Projeto de R$ 1,9 Bilhão prevê Ampliação de Terminal Logístico no Pantanal em Meio a Impasses com Comunidade Local

| Créditos: Divulgação


Um projeto de expansão com investimento estimado em R$ 1,9 bilhão prevê elevar a capacidade de movimentação do Terminal Privativo Gregório Curvo para 15 milhões de toneladas de minério por ano no Pantanal sul-mato-grossense. Localizado em Corumbá, o empreendimento passa por processos de licenciamento ambiental sob análise do órgão competente do estado, ao mesmo tempo em que gera impasses operacionais e judiciais em relação à proximidade com o distrito de Porto Esperança.

Proposta de Expansão Logística

O plano de investimento prevê mudanças na infraestrutura logística de escoamento. O projeto inclui a instalação de pátios para estocagem e peneiramento, pera ferroviária, além de ampliação de píeres e estruturas portuárias no Rio Paraguai. O objetivo principal é integrar o modal ferroviário para reduzir progressivamente o fluxo do transporte rodoviário.

Dentro do trâmite ambiental, o valor fixado para as compensações ambientais ligadas ao empreendimento ultrapassa R$ 21,5 milhões. Esse montante é calculado com base na área do porto fluvial e no grau de impacto indicado pelos estudos técnicos, sendo destinado à preservação e manutenção de unidades de conservação.

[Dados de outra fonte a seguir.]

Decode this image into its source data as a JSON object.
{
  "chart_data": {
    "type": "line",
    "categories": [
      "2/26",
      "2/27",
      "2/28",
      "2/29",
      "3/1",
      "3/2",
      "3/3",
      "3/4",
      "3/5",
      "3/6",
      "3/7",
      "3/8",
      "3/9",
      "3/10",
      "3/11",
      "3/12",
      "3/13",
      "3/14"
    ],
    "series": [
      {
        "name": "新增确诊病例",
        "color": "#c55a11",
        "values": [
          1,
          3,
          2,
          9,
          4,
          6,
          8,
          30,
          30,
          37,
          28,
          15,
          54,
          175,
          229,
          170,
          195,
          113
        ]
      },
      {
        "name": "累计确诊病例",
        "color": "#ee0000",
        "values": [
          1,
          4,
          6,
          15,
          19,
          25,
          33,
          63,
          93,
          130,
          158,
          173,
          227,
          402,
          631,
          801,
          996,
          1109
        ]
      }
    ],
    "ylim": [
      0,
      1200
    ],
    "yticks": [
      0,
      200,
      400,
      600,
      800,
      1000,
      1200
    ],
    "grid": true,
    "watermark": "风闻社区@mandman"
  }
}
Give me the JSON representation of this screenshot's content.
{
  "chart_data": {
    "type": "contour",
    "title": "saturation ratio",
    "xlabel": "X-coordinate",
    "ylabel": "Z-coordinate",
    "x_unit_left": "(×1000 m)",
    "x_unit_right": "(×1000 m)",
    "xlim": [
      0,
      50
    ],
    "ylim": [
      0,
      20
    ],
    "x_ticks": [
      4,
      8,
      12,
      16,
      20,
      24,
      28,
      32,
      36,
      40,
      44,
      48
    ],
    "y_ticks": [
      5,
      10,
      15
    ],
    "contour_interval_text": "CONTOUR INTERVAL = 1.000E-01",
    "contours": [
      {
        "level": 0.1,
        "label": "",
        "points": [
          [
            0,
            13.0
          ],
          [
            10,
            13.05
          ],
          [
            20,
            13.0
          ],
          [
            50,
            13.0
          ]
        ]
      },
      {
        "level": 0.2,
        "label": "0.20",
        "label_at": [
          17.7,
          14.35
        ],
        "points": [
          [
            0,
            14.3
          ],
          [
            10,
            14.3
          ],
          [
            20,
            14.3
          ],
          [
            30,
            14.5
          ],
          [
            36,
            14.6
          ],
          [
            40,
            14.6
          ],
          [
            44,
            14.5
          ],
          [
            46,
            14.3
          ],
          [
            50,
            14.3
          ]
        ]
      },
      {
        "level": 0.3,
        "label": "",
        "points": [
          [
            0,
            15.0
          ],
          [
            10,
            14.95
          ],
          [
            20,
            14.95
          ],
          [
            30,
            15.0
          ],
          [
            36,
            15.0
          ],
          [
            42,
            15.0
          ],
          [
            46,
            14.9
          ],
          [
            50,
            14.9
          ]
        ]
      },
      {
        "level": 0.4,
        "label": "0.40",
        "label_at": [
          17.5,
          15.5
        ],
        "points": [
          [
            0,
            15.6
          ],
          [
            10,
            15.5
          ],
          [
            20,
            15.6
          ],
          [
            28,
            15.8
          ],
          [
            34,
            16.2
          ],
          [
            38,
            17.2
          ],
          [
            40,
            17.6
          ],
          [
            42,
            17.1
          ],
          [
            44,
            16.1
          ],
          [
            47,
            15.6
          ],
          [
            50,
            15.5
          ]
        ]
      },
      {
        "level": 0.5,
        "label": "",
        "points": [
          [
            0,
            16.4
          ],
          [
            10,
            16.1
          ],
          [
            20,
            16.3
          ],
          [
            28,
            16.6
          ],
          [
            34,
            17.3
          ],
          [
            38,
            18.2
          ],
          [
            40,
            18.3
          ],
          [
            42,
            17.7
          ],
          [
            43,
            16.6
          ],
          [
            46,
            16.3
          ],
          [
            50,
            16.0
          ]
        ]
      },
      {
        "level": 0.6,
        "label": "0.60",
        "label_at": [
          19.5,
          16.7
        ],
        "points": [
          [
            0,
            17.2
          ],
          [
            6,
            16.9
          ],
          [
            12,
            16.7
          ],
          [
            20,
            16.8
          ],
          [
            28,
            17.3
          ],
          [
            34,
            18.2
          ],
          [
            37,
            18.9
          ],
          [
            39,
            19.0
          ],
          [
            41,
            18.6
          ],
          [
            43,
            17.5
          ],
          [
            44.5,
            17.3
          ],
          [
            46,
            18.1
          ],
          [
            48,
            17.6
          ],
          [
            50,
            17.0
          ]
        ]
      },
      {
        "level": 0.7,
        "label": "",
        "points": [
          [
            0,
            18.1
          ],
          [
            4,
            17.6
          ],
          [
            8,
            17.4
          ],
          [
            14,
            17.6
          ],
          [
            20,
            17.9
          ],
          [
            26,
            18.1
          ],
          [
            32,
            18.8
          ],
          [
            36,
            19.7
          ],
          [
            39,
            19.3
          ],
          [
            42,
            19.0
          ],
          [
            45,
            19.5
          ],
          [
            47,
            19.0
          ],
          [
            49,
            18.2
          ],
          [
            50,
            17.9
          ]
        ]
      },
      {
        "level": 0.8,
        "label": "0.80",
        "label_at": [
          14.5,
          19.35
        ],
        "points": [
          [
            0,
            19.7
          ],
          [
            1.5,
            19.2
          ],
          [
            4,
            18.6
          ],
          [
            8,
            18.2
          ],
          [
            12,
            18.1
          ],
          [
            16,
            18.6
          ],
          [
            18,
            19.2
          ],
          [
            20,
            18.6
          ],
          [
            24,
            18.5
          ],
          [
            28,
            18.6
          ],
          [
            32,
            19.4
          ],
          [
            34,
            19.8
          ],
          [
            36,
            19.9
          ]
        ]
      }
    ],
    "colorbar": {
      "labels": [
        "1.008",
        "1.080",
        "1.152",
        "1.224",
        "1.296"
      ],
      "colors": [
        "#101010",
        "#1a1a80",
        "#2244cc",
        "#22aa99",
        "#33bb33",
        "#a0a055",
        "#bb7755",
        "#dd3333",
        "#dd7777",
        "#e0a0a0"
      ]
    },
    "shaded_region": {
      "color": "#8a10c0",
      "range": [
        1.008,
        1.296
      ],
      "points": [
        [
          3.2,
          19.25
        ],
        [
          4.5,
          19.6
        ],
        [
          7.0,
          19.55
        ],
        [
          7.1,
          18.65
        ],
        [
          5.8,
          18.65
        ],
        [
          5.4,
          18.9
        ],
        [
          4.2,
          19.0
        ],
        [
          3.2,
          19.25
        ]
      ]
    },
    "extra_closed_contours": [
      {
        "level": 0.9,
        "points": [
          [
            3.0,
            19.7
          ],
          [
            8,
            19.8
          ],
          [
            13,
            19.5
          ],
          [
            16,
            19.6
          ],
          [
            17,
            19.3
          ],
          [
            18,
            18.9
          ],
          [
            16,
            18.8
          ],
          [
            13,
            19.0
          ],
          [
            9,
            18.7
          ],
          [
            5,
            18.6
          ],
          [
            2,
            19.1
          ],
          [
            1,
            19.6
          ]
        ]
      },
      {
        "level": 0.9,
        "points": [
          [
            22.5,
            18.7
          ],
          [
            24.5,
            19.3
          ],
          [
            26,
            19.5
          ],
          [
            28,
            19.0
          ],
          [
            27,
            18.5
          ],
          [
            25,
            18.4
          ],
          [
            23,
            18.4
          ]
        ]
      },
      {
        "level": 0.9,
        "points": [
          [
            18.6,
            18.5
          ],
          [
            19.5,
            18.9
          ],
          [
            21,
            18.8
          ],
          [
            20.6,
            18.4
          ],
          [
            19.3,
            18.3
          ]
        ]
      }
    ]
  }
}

Diagnóstico Técnico e Impactos Ambientais

O Relatório de Impacto Ambiental (RIMA) mapeia os reflexos diretos das intervenções na região:

Manejo de Vegetação: Está prevista a supressão de aproximadamente 66,5 hectares de vegetação nativa, dos quais 18,9 hectares correspondem a Áreas de Preservação Permanente (APP) ao longo das margens de cursos d'água.

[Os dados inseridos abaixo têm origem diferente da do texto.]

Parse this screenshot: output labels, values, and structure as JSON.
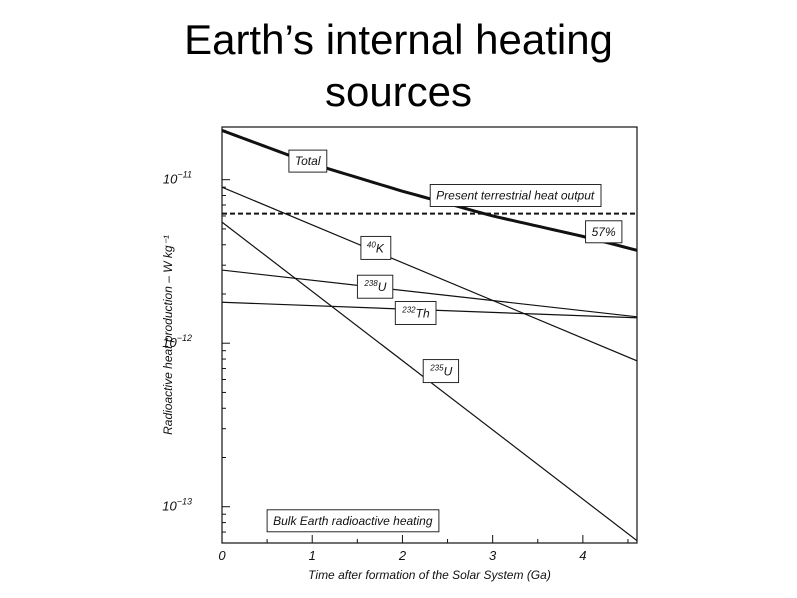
{
  "slide": {
    "title_line1": "Earth’s internal heating",
    "title_line2": "sources"
  },
  "chart_data": {
    "type": "line",
    "scale_y": "log",
    "xlabel": "Time after formation of the Solar System (Ga)",
    "ylabel": "Radioactive heat production – W kg⁻¹",
    "xlim": [
      0,
      4.6
    ],
    "ylim": [
      6e-14,
      2.1e-11
    ],
    "x_ticks": [
      0,
      1,
      2,
      3,
      4
    ],
    "y_ticks": [
      {
        "value": 1e-11,
        "label_base": "10",
        "label_exp": "−11"
      },
      {
        "value": 1e-12,
        "label_base": "10",
        "label_exp": "−12"
      },
      {
        "value": 1e-13,
        "label_base": "10",
        "label_exp": "−13"
      }
    ],
    "grid": false,
    "series": [
      {
        "name": "Total",
        "x": [
          0,
          1,
          2,
          3,
          4,
          4.6
        ],
        "y": [
          2e-11,
          1.25e-11,
          8.5e-12,
          6e-12,
          4.5e-12,
          3.7e-12
        ],
        "stroke_width": 3
      },
      {
        "name": "40K",
        "x": [
          0,
          4.6
        ],
        "y": [
          9e-12,
          7.8e-13
        ],
        "stroke_width": 1.2
      },
      {
        "name": "238U",
        "x": [
          0,
          4.6
        ],
        "y": [
          2.8e-12,
          1.45e-12
        ],
        "stroke_width": 1.2
      },
      {
        "name": "232Th",
        "x": [
          0,
          4.6
        ],
        "y": [
          1.78e-12,
          1.43e-12
        ],
        "stroke_width": 1.2
      },
      {
        "name": "235U",
        "x": [
          0,
          4.6
        ],
        "y": [
          5.5e-12,
          6.2e-14
        ],
        "stroke_width": 1.2
      }
    ],
    "reference_line": {
      "name": "Present terrestrial heat output",
      "y": 6.2e-12,
      "style": "dashed"
    },
    "annotations": [
      {
        "id": "total",
        "text": "Total",
        "x": 0.95,
        "y": 1.3e-11
      },
      {
        "id": "present",
        "text": "Present terrestrial heat output",
        "x": 3.25,
        "y": 8e-12
      },
      {
        "id": "pct",
        "text": "57%",
        "x": 4.23,
        "y": 4.8e-12
      },
      {
        "id": "k40",
        "sup": "40",
        "text": "K",
        "x": 1.7,
        "y": 3.8e-12
      },
      {
        "id": "u238",
        "sup": "238",
        "text": "U",
        "x": 1.7,
        "y": 2.2e-12
      },
      {
        "id": "th232",
        "sup": "232",
        "text": "Th",
        "x": 2.15,
        "y": 1.52e-12
      },
      {
        "id": "u235",
        "sup": "235",
        "text": "U",
        "x": 2.43,
        "y": 6.7e-13
      },
      {
        "id": "bulk",
        "text": "Bulk Earth radioactive heating",
        "x": 1.45,
        "y": 8.2e-14
      }
    ]
  }
}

Recursos Hídricos: O plano prevê dragagens de manutenção para garantir o calado das embarcações, além de monitoramento contínuo sobre corixos, vazantes e a dinâmica do Rio Paraguai contra o acúmulo de sedimentos e riscos de erosão.

Qualidade do Ar e Ruídos: O estudo aponta o material particulado (poeira) e as emissões veiculares como os principais poluentes a serem controlados. Modelagens técnicas indicam que as médias de concentração atmosférica devem ficar dentro dos limites legais autorizados, prevendo a instalação de pontos permanentes de monitoramento na comunidade vizinha.

Reivindicações e Diálogo Social

Devido à curta distância entre as instalações do porto e as residências — em pontos onde o limite da área do projeto fica a cerca de 15 metros das casas —, moradores do distrito têm formalizado questionamentos na Justiça. Representantes jurídicos dos residentes apontam que poeira, ruídos e o tráfego ostensivo de carretas alteram a rotina local e solicitam reparação de danos e maior acompanhamento médico.

Por outro lado, o projeto prevê programas continuados de relacionamento com a população atingida. Em etapas recentes, a área operacional desativada da antiga estação ferroviária local recebeu espaços públicos de lazer e convivência, além de iniciativas pontuais voltadas à infraestrutura hídrica e à melhoria de prédios públicos comunitários.

A viabilidade técnica do empreendimento segue em avaliação pelo Instituto de Meio Ambiente de Mato Grosso do Sul (Imasul), órgão responsável por analisar as contribuições coletadas em audiência pública e deliberar sobre a concessão das licenças necessárias para a execução das obras.